The visa problem : following a recent pitfall with Karr (even if the guy is looser, I am still waiting to see any legal action against him. In fact he fantasmed about his sad life ... as many farang do when in Thailand or in their own country), to avoid a loose of face (or more accuratly to avoid to have the feeling Thailand could have loose face) the visa system was reformed for the worst. Sure the VOA and the 30 days exemptin was totally abused by visa runners (I count myself as visa runner) but why not simply address the problem of the people who work in the schools. Does the primary school in Nong Muand (Lopbury Province) need a certified english teacher? I do not think so, but yes the kids need to have contact with a farang that will speak english with them.

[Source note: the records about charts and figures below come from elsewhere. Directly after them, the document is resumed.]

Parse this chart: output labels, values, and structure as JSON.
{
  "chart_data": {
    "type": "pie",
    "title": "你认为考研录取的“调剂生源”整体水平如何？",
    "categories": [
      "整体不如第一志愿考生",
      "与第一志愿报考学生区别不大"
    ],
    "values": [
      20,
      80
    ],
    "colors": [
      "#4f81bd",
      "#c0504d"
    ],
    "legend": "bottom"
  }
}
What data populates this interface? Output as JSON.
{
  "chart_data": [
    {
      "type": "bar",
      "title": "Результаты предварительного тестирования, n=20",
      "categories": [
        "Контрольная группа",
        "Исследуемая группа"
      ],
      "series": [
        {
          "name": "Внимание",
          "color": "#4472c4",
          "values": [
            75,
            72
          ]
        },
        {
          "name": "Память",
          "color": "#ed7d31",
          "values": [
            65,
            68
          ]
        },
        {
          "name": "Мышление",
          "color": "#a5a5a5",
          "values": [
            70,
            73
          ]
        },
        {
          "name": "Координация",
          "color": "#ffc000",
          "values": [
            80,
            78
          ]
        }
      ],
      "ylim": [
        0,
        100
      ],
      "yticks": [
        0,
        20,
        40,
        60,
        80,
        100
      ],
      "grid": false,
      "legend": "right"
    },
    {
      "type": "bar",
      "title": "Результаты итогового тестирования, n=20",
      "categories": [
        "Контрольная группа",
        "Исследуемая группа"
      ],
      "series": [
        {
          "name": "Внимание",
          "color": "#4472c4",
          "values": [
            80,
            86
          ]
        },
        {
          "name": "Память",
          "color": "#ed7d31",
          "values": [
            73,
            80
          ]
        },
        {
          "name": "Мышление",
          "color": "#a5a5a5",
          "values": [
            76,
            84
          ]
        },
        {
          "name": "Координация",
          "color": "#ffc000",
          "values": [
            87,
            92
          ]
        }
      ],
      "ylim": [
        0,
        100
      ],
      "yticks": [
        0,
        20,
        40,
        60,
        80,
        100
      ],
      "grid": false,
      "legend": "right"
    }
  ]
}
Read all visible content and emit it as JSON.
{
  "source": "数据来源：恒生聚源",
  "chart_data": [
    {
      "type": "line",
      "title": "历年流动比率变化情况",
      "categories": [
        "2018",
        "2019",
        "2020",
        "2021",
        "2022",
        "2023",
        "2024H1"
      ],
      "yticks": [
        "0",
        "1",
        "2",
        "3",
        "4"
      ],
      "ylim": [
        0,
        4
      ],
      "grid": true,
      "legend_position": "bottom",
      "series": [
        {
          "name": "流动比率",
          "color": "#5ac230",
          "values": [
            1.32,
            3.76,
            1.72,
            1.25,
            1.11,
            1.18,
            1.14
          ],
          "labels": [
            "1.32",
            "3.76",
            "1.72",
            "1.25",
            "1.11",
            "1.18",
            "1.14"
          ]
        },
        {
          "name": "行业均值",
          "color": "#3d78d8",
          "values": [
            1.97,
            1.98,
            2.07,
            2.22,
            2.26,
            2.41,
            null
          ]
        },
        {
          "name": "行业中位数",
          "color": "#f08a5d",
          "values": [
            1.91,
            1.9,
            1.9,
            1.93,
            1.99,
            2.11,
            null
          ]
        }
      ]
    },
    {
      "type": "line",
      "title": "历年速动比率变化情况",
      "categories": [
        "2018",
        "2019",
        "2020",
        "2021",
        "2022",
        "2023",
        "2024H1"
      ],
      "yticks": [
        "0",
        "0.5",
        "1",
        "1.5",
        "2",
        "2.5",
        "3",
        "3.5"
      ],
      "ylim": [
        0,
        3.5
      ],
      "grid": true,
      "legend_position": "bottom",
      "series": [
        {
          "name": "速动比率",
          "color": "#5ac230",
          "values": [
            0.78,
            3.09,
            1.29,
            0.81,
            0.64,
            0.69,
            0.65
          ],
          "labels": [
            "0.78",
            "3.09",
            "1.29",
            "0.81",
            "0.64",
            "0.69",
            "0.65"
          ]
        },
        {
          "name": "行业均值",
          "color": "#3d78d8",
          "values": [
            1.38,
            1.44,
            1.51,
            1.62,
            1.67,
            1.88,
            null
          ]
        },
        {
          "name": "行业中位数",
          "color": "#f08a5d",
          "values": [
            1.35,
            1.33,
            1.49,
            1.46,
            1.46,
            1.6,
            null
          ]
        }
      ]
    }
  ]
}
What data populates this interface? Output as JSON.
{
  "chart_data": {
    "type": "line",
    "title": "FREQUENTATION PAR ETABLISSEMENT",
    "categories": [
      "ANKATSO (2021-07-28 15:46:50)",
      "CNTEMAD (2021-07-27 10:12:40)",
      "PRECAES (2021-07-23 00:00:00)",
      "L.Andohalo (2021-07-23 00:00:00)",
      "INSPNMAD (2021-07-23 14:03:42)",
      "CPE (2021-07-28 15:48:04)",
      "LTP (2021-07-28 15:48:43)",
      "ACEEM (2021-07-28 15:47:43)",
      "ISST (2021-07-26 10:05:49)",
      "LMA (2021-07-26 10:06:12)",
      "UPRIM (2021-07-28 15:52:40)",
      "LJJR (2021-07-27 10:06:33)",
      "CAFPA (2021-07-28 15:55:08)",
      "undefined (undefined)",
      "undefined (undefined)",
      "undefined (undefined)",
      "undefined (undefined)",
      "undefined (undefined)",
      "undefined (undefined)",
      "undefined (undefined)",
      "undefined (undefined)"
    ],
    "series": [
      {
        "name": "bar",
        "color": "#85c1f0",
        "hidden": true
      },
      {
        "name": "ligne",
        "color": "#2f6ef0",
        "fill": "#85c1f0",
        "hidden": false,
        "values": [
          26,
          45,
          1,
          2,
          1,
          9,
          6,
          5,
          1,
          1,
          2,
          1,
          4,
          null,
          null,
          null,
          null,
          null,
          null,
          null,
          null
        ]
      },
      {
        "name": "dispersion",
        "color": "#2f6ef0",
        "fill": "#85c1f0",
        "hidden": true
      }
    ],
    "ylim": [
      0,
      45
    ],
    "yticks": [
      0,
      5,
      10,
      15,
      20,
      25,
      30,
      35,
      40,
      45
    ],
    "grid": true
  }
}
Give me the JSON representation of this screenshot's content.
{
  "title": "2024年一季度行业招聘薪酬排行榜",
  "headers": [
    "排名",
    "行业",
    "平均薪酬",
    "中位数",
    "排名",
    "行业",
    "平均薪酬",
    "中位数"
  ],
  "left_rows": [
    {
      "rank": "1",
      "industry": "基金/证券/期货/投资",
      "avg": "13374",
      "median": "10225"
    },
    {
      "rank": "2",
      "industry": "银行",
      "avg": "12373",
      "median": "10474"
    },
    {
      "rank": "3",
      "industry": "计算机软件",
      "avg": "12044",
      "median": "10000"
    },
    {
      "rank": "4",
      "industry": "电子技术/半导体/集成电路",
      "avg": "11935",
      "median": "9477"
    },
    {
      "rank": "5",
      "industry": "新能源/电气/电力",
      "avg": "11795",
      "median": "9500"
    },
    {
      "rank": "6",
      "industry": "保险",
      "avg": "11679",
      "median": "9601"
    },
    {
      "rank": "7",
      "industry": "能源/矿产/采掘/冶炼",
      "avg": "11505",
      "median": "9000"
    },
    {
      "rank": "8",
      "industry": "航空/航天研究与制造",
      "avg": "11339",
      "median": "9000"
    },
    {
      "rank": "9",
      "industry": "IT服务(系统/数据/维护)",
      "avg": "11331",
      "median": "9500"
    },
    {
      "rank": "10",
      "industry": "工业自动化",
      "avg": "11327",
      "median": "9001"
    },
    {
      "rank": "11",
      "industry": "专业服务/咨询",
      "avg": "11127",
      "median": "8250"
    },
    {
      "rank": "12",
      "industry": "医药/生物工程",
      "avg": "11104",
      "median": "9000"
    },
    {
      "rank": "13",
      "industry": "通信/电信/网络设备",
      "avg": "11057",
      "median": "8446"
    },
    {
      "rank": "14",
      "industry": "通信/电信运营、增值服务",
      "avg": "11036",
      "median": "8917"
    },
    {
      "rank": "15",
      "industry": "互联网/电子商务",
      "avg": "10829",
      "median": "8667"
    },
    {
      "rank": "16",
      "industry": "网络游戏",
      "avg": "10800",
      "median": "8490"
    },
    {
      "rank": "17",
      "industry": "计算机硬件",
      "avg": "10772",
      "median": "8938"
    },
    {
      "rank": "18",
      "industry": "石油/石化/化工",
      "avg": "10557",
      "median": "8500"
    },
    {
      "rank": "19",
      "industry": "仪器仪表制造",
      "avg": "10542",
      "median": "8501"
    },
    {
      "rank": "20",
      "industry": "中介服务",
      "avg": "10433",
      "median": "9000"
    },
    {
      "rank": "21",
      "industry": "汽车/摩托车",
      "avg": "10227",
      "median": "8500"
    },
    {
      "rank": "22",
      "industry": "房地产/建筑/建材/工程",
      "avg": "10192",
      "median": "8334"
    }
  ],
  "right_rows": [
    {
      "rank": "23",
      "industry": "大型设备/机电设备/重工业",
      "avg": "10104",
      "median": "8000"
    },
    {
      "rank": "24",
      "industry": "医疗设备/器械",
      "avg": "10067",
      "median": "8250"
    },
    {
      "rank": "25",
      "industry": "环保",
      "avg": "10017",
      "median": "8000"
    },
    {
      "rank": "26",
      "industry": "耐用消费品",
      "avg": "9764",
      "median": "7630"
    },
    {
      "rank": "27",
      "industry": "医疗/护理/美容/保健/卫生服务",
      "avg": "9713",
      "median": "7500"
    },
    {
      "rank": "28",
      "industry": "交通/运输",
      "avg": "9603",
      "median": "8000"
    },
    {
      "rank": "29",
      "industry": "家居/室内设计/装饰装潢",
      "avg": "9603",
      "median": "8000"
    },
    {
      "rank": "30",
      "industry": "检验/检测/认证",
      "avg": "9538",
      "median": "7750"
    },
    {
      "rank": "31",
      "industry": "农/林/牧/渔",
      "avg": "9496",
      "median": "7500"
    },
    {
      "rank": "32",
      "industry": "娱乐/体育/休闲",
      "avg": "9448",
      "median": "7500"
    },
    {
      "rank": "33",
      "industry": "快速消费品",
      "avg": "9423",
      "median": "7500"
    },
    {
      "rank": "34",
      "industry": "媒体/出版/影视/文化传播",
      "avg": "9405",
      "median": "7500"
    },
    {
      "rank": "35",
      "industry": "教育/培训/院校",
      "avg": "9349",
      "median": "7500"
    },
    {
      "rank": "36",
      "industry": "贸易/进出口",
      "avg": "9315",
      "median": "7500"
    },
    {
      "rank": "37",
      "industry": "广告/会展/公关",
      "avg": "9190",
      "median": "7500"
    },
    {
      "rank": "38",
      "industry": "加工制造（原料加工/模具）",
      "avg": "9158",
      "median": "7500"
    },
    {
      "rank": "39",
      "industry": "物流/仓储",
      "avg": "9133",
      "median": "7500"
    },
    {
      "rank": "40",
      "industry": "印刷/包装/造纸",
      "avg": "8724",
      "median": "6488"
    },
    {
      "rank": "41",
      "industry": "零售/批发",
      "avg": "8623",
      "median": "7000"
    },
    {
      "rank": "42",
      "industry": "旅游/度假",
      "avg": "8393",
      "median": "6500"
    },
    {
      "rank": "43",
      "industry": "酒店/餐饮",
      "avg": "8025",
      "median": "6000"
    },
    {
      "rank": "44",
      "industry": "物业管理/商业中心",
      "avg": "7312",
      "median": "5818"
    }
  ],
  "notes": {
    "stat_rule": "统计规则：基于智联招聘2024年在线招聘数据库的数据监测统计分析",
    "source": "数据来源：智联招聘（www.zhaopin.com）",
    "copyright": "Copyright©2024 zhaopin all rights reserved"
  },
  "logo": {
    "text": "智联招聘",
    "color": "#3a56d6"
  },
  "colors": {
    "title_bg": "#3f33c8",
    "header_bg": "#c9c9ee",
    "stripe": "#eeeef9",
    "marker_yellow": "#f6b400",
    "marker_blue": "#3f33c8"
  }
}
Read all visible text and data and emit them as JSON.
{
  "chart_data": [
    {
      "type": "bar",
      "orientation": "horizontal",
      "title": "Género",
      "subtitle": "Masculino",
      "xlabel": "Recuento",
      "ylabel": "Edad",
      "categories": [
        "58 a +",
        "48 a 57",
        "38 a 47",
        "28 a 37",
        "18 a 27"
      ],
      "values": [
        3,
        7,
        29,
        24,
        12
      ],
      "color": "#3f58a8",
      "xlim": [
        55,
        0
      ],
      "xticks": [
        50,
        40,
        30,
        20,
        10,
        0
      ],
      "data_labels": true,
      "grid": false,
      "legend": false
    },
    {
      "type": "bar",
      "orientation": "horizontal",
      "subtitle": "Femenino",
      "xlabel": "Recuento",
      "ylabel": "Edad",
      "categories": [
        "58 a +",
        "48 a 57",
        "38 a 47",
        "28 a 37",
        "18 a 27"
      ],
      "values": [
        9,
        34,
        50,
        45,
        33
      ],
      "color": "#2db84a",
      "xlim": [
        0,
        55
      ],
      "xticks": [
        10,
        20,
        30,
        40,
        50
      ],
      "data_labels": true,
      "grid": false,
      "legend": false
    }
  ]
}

Worst, but really the most worst (sorry to be grammatically incorrect and redundant), is by those new rules the establishment have secceed to make the expat community explode. Right now each group is fighting for itelf and against the others. Things that are not related to the teachers crackdown are for exemple : what if you are married with a thai wife and earn about 32 000 bht a month? You simply can not stay here (too poor, and it make me laught to hear that in a country where the main part of the population earn less than 7 000 a month). What if you invest 3 000 000 in a condo? Can not stay here too .... Long list. But that long list is forgotten because people right now are divided.

The teacher problem is one amongst other (e pluribus sunum if I recall well). Fact also, as it's well know a part of the so called 'english teachers' are or looser, or people in great problems, as it's also well know they easily raise their voice, the fact to hit them simply cover the real acting. Smoke cloud or kinda.